Consider what other properties are available in the immediate area of interest and speak to as many locals and estate agents as you can – they’ll let you know if one side of a street is considered superior to the other. It is always good to let competing agents know that you are looking at other similar properties to see what they say; it is a good trick to get inside information. Make sure you do the leg work and consult professionals you can trust. Get independent information on average rents, property values, demographics and other relevant reports.

It is also a good idea to find out what changes may be happening in the area that are of interest to you. The local council can often help here. For example, a major construction next to your property could make it harder to find a tenant at the right price or a planned by-pass may mean traffic will be reduced and this may increase the value of your property quicker than expected.

9. Pick the right loan

There are many options when it comes to financing your investment property, so get sound advice for this as it can make a big difference to your financial well-being.

Interest on an investment property loan is generally tax deductible, but some borrowing costs are not immediately deductible and knowing the difference can count. Structuring your loan correctly is critical and this should be done with the help of a trusted financial advisor.
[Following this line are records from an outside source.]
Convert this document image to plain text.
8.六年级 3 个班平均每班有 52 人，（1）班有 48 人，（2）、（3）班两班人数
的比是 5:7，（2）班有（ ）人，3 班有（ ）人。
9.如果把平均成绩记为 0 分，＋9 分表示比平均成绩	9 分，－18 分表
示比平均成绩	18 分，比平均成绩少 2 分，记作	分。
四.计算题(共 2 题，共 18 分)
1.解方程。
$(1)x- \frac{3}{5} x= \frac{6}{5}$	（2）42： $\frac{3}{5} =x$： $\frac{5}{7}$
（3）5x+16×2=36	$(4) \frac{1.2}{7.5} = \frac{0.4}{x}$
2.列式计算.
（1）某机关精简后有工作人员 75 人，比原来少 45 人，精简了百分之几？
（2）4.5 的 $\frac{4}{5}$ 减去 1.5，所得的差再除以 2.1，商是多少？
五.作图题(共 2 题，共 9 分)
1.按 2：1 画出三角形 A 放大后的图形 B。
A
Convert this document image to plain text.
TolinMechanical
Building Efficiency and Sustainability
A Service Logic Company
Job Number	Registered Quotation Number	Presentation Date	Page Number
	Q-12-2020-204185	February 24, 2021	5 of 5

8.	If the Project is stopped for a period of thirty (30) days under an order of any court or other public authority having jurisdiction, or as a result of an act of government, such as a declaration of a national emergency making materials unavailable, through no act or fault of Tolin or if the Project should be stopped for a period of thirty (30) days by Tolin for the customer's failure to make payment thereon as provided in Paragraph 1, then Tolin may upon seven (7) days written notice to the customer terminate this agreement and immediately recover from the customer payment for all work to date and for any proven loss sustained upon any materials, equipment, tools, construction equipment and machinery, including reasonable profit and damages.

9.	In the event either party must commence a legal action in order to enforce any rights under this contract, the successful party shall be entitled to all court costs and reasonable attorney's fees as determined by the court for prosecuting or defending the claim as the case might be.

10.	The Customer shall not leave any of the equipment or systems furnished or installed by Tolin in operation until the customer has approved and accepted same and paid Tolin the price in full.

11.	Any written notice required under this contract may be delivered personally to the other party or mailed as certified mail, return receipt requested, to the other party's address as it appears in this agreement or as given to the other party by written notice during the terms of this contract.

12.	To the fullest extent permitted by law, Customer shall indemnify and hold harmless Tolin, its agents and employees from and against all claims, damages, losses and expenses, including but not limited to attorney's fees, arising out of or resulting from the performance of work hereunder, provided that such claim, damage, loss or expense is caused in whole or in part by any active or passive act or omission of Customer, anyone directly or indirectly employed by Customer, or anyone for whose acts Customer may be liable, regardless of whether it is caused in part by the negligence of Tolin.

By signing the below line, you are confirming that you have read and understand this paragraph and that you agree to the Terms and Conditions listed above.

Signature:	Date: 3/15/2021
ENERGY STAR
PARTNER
Whether you choose a fixed rate loan or a variable rate loan will depend on your circumstances, but consider both options carefully before you decide. Over time variable rates have proven to be cheaper, but selecting a fixed rate loan at the right time can really pay off. Remember that rates usually rise in line with property prices; so increasing interest rates are not always bad news for property investors, as they have more than likely had a win on the capital gains front.

10. Take a long-term view and manage your risks

Remember that property is a long-term investment and you should not rely on property prices rising straight away. The longer you can afford to commit to a property, the better and as you build up equity then you can consider purchasing a second investment property – try not to get too greedy and find the right balance between financial stability and still being able to enjoy life. Financial security is very important, but life is not just about mathematics.